Like its predecessor, David Leitch’s Deadpool 2 muddies the distinction between parodying comic-book-movie conventions and perfunctorily adhering to them. The film’s opening sequence finds Wade, a.k.a. Deadpool (Ryan Reynolds), filling his apartment with gas and blowing himself up, claiming to want the same critical validation that Wolverine received for sacrificing himself at the end of James Mangold’s Logan. The timeline then jumps back a few days to show Deadpool’s fiancée, Vanessa (Morena Baccarin), being murdered just as the couple has decided to settle down and have kids. The unkillable mercenary’s sardonic self-immolation is thus clarified as a display of grief, albeit one that simplifies his punkish gesture.
Similarly, Vanessa resurfaces throughout the film as a ghostly presence, to push Deadpool toward a more moral life and, in effect, make literal the trope of the lover whose death motivates the hero. Her appearances are obligatory emotional signposts in a film that otherwise breezes right past her death in order to cede the stage to Deadpool’s trademark wisecracking. As for the jokes themselves, they frequently fall flat, as Deadpool’s witticisms are mostly empty rejoinders to easy setups by other characters. Furthermore, these comebacks consist of little more than references to DC and Marvel properties—which is to say, tailor-made for knowing fans. Deadpool 2 believes this to all be peevish, deconstructive parody, even though it’s how most major comic-book movies are now written. Indeed, the only significant difference between the callbacks here and the ones in, say, Anthony and Joe Russo’s Avengers: Infinity War, is that they’re played for laughs rather than applause.

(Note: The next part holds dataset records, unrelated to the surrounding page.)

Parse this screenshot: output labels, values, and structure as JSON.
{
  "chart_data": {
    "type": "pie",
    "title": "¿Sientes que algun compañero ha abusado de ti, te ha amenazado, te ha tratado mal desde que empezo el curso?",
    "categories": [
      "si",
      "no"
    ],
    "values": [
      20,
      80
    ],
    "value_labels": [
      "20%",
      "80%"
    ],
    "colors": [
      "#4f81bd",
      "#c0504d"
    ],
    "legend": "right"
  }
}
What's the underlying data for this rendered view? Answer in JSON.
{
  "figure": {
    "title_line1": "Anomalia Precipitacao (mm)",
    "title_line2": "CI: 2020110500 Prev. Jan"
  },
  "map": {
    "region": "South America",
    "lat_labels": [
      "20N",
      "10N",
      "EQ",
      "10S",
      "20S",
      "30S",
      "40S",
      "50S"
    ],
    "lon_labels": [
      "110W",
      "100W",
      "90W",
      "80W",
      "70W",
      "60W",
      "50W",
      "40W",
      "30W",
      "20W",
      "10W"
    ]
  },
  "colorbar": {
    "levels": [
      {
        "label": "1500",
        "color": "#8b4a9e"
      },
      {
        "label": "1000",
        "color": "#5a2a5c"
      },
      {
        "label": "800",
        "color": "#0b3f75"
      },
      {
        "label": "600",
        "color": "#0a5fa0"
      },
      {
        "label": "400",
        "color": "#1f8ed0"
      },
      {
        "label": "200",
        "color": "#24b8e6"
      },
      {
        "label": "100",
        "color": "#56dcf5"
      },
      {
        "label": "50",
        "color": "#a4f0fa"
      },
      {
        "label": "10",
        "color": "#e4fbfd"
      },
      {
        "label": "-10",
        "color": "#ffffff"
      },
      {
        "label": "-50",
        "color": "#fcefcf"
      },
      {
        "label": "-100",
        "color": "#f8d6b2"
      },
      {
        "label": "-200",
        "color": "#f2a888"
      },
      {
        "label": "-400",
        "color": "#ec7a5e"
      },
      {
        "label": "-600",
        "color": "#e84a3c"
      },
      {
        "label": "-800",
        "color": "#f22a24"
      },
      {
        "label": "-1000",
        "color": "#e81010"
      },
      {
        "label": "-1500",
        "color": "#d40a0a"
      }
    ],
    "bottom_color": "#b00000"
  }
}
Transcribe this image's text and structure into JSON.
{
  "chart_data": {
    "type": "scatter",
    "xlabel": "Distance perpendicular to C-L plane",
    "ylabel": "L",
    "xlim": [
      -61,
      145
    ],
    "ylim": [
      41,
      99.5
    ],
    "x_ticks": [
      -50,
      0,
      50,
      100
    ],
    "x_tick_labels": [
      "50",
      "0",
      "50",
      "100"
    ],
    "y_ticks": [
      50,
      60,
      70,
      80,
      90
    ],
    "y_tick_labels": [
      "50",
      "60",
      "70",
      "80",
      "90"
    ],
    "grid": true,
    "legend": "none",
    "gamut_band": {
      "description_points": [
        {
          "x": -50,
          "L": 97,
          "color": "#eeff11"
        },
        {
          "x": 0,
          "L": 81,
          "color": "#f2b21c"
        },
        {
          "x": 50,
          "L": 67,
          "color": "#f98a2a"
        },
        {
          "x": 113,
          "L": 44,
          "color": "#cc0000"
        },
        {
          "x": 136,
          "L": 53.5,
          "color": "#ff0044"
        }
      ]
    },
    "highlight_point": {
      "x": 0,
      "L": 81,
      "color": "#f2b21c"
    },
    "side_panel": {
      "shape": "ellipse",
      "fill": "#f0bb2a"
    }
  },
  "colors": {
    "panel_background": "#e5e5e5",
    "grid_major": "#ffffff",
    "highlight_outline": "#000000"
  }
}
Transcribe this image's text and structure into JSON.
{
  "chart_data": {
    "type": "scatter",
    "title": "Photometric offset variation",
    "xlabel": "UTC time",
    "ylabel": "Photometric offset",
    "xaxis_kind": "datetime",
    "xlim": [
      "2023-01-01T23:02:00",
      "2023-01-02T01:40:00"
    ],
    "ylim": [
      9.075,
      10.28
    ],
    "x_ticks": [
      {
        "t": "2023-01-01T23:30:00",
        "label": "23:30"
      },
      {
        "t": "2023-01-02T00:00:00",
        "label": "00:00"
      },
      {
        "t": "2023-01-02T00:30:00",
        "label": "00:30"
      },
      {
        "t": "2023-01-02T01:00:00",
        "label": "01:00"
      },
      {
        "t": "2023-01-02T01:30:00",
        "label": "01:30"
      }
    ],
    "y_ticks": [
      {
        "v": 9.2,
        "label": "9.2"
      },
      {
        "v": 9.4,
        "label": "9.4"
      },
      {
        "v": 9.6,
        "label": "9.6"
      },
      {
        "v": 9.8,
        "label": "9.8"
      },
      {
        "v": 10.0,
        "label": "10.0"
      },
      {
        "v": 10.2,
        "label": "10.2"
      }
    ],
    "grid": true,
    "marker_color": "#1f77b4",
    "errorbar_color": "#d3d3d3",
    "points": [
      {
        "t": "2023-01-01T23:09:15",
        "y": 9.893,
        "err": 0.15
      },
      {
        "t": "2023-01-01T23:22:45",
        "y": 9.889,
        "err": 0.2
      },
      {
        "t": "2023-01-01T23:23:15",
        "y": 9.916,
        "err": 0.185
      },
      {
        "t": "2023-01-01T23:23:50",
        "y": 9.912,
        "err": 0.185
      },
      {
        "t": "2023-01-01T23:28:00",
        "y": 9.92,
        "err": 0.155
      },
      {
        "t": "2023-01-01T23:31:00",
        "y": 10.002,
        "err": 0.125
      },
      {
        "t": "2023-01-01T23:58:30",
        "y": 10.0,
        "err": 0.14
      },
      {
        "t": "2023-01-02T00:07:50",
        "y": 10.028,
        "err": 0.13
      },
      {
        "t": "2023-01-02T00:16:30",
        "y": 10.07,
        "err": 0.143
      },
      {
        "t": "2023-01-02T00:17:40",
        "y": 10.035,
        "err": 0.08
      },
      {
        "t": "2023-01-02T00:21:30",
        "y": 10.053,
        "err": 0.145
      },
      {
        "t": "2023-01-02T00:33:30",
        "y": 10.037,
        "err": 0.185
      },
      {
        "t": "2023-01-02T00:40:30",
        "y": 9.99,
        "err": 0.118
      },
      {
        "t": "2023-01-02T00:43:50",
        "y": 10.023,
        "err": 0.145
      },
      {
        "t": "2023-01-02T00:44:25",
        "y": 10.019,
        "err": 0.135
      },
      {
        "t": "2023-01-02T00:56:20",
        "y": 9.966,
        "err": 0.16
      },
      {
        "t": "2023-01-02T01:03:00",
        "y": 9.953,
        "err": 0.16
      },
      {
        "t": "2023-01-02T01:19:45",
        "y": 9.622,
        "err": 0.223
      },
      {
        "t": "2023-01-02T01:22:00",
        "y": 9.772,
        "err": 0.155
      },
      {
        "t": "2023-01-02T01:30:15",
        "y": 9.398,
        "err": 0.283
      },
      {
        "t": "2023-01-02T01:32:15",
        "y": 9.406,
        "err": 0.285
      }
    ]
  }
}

The story proper begins when Deadpool tags along with some third-string X-Men to a halfway house for mutants where an unstable, fire-wielding teenager, Russell (Julian Dennison), threatens a standoff with authorities. Deadpool deduces that Russell has been abused by his caretakers and intervenes disastrously, landing both of them in a supermax prison for rogue mutants. Dennison, so charismatic and witty in Taika Waititi’s Hunt for the Wilderpeople, sees his talents wasted here. Russell pokes fun of his weight, makes ludicrous power plays to establish his dominance in prison, and invites a number of deeply uncomfortable jokes about his inevitable sexual abuse in prison—a line of comedy that feels even more unwelcome given that the film’s cast includes an accused sexual assailant in T.J. Miller, who needlessly returns as Deadpool’s best friend, Weasel, in a few throwaway scenes.
Things get only mildly more bearable by the introduction of Cable (Josh Brolin), a cyborg soldier who comes from the future to prevent a calamity from his own time. Cable is initially generic, wracked with grief over the deaths of his family as he wields comically overcompensating firepower to kill all who cross him. He tears through the prison in pursuit of Deadpool and Russell as a one-man killing machine in a sequence that follows in the methodical rampaging footsteps of John Wick, which Leitch co-directed. Yet the filmmaking of this sequence is disappointingly flat and functional, less a fluid display of combat mastery than a stitched-together montage of self-consciously cool displays of Cable’s strength and superior weaponry.
But just as things threaten to become interminable, a switch goes off when Deadpool is finally motivated to truly protect Russell from Cable. He holds auditions for superheroes to join his newly dubbed X-Force and ends up with a motley assembly of dubiously powered individuals, including Domino (Zazie Beetz), who claims good luck as her superpower, and Peter (Rob Delaney), a rando who happened to see one of the flyers Deadpool put up and thought an audition sounded like fun. The crew deploys against Cable in a parachute jump that goes wrong from the start and spirals into catastrophe in one of the funniest scenes to ever grace a comic-book movie. It’s the first moment in Deadpool 2 to live up to the anarchic energy promised by the property’s snark, and it brings the remainder of the film into sudden, sharp focus.
The film climaxes with a clever workaround of the average superhero blockbuster’s overreliance on apocalyptic finales by presenting a small-scale skirmish that, per Cable’s future knowledge, will have dire consequences down the line. The action remains mostly routine, but the film allows Deadpool’s sudden tenderness for Russell to bleed through his smarm without delving into mawkishness. More importantly, Reynolds and Brolin have chemistry to burn, with Brolin resurrecting some of the same funnier-than-he-looks straight-man intensity that he brought to Paul Thomas Anderson’s Inherent Vice. Deadpool 2 finds itself in its homestretch, with solid enough narrative and comic plotting to make the prospect of further exploration of the longstanding history between its two leads an enticing one.